At what point would rising cases around the country make the tour change course?
This is another TBD. As Levinson said earlier, there is no specific number of positive tests that the tour has deemed to be a threshold to cause it to shut down a tournament or the season. Similar logic applies to a spike in overall cases as the tour moves around the country, from Texas, to South Carolina, to Connecticut, to Ohio and beyond. That said, if local government authorities were to change their protocols due to a rise in positive test within their region, it could easily cause the tour to have to alter plans for a specific tournament.
When will fans be allowed to attend events?
The Memorial, July 16-19, is currently expected to be the first tournament to have fans in attendance after Ohio Gov. Mike DeWine signed off on a limited number of spectators (up to 8,000, according to the Columbus Dispatch) being allowed on site. Is it then safe to assume all tournaments afterward would follow suit? Not exactly, given guidelines regarding large gatherings vary widely from state to state, and local officials will make that call, not the tour. For example, the 3M Open, which follows the Memorial, is operating under three scenarios: A small number of fans would be allowed at TPC Twin Cities in Blaine, Minn.; the event will be held without spectators; or the tournament is canceled. The latter brings us to our next question.
Yes. The John Deere Classic in Illinois was called off for this year because of the state’s restrictions limited gatherings to 50 people at the time the tournament was slated to be played. Staging the Deere without fans also would have made it financially unviable, according to tournament director Clair Peterson. As noted above, one possibility for the 3M, however slight, is that it’s not be played at all. “But I think that one only takes place if, unfortunately, some type of outbreak occurs in Minnesota,” tournament director Mike Welch told the St. Paul Pioneer Press a few weeks ago. “And nobody is wishing for that.”
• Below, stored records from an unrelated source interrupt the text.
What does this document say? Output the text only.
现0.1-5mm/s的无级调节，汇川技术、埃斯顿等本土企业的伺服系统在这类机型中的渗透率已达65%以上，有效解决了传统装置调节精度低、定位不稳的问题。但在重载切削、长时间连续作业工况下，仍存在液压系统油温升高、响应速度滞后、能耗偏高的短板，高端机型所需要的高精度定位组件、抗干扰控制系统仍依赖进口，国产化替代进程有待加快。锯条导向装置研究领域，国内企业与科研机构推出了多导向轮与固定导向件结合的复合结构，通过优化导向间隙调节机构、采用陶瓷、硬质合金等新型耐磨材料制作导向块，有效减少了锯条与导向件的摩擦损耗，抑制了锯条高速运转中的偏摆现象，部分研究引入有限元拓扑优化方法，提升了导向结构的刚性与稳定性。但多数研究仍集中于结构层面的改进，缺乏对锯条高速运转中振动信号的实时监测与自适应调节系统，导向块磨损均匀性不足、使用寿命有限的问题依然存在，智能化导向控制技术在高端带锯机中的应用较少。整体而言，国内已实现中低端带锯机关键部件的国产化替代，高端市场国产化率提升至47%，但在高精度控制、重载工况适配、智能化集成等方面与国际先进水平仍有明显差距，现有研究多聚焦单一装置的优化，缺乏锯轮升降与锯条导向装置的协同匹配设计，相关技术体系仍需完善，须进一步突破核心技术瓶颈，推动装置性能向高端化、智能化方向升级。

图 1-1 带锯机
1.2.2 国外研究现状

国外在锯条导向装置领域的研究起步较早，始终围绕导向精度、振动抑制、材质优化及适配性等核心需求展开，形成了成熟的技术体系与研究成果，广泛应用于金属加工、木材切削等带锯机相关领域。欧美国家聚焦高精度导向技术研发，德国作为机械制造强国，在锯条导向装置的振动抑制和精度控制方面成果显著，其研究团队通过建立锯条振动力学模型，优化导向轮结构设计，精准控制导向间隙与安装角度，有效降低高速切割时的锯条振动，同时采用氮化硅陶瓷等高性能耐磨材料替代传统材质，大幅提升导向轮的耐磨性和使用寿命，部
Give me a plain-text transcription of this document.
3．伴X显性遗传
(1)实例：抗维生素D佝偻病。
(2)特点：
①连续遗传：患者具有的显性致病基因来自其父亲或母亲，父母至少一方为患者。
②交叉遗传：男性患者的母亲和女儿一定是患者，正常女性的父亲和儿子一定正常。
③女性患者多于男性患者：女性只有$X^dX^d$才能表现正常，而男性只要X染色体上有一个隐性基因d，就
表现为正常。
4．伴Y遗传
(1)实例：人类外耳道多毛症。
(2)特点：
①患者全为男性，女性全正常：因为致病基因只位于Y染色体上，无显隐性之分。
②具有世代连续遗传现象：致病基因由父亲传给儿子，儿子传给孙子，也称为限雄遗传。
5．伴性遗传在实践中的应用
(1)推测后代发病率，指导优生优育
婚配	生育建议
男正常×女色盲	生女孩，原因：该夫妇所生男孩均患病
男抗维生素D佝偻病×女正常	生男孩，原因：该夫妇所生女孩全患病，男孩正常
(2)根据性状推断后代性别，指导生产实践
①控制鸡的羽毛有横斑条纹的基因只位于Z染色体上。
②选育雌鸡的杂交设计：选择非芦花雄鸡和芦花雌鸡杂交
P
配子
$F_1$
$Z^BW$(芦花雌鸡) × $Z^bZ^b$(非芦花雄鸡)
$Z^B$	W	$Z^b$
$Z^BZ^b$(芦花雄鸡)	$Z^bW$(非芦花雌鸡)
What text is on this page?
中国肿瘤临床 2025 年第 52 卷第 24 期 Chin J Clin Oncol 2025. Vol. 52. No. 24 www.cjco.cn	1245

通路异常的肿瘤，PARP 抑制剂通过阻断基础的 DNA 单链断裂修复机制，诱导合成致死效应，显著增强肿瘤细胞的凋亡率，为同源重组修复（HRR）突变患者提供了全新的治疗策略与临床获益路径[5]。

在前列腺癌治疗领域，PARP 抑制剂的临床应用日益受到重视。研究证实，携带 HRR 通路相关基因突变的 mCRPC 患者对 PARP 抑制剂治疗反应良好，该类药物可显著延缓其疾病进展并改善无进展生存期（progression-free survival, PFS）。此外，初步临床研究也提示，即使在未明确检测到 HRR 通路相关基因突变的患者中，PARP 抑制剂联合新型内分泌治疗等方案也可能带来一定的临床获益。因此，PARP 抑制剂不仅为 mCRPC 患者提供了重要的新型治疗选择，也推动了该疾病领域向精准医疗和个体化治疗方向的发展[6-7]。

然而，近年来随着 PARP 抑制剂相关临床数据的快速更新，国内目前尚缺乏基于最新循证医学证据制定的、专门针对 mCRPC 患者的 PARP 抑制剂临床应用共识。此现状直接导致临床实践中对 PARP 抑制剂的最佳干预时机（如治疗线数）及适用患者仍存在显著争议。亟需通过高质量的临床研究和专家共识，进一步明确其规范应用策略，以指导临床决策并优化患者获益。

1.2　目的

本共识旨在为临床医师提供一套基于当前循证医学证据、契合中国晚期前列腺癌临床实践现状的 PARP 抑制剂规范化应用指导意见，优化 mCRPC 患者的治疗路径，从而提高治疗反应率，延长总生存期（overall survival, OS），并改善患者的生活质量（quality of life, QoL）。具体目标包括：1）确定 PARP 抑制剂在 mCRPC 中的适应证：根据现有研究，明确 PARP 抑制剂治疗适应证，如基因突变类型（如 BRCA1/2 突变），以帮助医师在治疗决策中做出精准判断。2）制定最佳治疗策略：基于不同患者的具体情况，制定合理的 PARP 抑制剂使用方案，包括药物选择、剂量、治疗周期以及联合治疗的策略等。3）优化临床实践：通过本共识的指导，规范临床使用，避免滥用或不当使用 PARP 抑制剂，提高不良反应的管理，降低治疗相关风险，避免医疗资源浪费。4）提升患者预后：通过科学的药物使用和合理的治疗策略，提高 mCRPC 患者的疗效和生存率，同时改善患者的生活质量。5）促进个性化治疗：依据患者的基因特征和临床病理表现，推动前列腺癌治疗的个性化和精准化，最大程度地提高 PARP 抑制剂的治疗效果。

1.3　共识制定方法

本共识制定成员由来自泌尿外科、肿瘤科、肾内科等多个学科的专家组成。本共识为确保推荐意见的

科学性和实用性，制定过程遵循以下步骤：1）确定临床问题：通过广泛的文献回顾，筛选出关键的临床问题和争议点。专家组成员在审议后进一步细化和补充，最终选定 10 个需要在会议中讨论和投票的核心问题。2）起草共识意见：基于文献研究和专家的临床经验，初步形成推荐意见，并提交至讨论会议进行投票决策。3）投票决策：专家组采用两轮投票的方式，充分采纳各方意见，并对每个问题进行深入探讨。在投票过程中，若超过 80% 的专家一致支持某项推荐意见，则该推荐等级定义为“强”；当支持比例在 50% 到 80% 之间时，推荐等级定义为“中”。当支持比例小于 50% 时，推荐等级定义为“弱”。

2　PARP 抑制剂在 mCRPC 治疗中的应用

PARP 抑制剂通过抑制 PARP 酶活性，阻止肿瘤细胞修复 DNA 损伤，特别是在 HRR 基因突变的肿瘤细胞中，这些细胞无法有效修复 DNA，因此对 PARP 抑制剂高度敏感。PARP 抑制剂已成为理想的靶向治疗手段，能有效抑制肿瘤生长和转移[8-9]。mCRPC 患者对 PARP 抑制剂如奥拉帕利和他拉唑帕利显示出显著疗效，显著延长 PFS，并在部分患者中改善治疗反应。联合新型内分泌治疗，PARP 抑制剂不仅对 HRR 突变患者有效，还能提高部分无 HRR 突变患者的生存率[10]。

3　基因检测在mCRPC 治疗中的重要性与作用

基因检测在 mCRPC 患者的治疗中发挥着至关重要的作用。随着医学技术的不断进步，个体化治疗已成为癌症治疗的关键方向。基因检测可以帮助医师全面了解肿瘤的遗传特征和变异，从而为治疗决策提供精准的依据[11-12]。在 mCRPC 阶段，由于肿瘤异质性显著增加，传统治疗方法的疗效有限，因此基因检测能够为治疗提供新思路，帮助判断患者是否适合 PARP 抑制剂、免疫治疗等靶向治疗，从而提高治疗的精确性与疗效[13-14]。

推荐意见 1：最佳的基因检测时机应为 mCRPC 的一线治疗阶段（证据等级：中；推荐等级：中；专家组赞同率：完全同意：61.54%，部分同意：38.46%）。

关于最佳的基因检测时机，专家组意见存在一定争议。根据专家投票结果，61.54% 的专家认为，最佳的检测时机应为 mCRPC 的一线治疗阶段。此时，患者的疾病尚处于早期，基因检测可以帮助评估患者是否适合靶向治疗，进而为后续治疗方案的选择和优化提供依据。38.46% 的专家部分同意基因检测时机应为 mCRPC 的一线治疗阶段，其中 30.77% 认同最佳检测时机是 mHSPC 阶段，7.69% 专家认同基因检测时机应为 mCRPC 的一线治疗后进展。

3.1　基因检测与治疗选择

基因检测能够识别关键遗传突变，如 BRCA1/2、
How tight, really, is the tour’s “bubble”?
While the tour is encouraging players to use its host hotels in tournament cities and making available charter flights to get from one tournament to the next, there are opportunities for players to be exposed to people outside the bubble (hence the vigilance in continued testing, scans and questionnaires). There are no mandatory restrictions on player or caddie movements within a city once they get there, only rules imposed by local officials (if that). And players and caddies can, in short, stay wherever they want.
Ultimately then, the responsibility for all of this to be successful falls not just on the tour with its established protocols and safety guidelines but the players for adhering to recommendations and taking proper precautions, even if they are inconvenient.
“It’s going to be different,” said Justin Thomas, who is in the field this week at Colonial and also a member of the tour’s Player Advisory Council. “That’s the thing that I was trying to get across to people, that you can’t go into this thing like it’s going to be normal because it’s not. … If we all want to get back and play the game that we love and not just for us but for the fans and everybody at home, we’re just going to have to get over the fact that it’s going to be different and be a little weird.
“But after going through all the protocols and doing everything thus far, it’s been a very, very easy process and the tour has done an unbelievable job of making it organized and making it very easy once we get there and quick. I hope everybody feels the same way I do. But it’s been nothing but easy so far.”
The tour is hoping players will be saying the same thing in the weeks and months to come.